Statement of the Question
According to Steinberg (2012), corporate “directors and officers owe two general fiduciary duties: the duty of care and duty of loyalty” (2012, p.185). The duty of care is defined as “an amount of care exercised by like persons in similar circumstances” (Steinberg, 2012, p.187). Additionally, the duty of loyalty situation may be referred to when a director or the other corporate officer “benefits at the expense of a corporation, or otherwise fails to act in the best interests of a corporation” (Steinberg, 2012, p.190). Similar duties are expected from “general partners in a partnership” or “managers in a limited liability company (LLC)” (Steinberg, 2012, p.185). Thus, the agency as such may be defined as a “fiduciary relation which results from the manifestation of consent by one person to another that the other shall act on his behalf and subject to his control” (Restatement of the Law (Second) Agency, 1958, 1‘1(1)).

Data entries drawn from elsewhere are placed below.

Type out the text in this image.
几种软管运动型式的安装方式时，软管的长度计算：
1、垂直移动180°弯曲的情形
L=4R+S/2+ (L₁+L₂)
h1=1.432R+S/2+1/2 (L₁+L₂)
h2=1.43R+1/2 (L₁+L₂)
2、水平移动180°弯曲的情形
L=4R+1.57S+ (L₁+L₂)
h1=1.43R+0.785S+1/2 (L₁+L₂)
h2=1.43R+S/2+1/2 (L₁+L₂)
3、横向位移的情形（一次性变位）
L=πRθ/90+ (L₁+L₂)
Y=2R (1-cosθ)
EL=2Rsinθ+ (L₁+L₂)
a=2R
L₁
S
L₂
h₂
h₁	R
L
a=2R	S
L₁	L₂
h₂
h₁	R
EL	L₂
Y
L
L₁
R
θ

Nonetheless, it may be asserted that the fiduciary duties in question are dependent upon the legal construct of equity, as the majority of shareholders are now equity investors that do not enter into principal-agent relations with their fiduciaries. Therefore, it may be inferred that the fiduciary duties’ regulation should be relegated to the field of contracts and statutes, rather than to a direct court jurisdiction.
Analysis of the Question
The main instruments used to shield the fiduciaries from the suits based on the fiduciary duties’ invocation are the business judgment rule (“the presumption that in making a decision, the [fiduciaries] of a corporation acted on an informed basis and in a good faith”; Steinberg, 2012, p.188), which may be utilized in case where one may claim that a fiduciary acted on the rational basis and was not engaged in financial self-dealing, and the director protection statutes (i.e. the State-adopted legal instruments providing for a option of eliminating or limiting the liability of a fiduciary to the corporation and its shareholders, while retaining his/her liability under antitrust or similar laws). Given the wide proliferation of the director protection statutes and the possible application of the business judgment rule, the plaintiffs may resort to invoking duty of candor (referring to the directors’ obligation to supply their shareholders with the accurate and verified information) or the duty of good faith (in cases when a director “acts with conscious indifference or recklessly disregards the corporation’s best interests; Steinberg, 2012, p.193).
However, the considerations of all such fiduciary duties are limited by the fact that the relations between corporate officers and shareholders are frequently constructed on the basis of residual claims that do not have the legal powers of the full contractual or statutory agreement. In the case of modern dynamic capital flows, it is scarcely possible to enforce the fiduciaries’ obligations before the equity investors without the exact contractual/statutory framework. Lastly, it is necessary to radically reconstruct the fiduciary duties’ concept.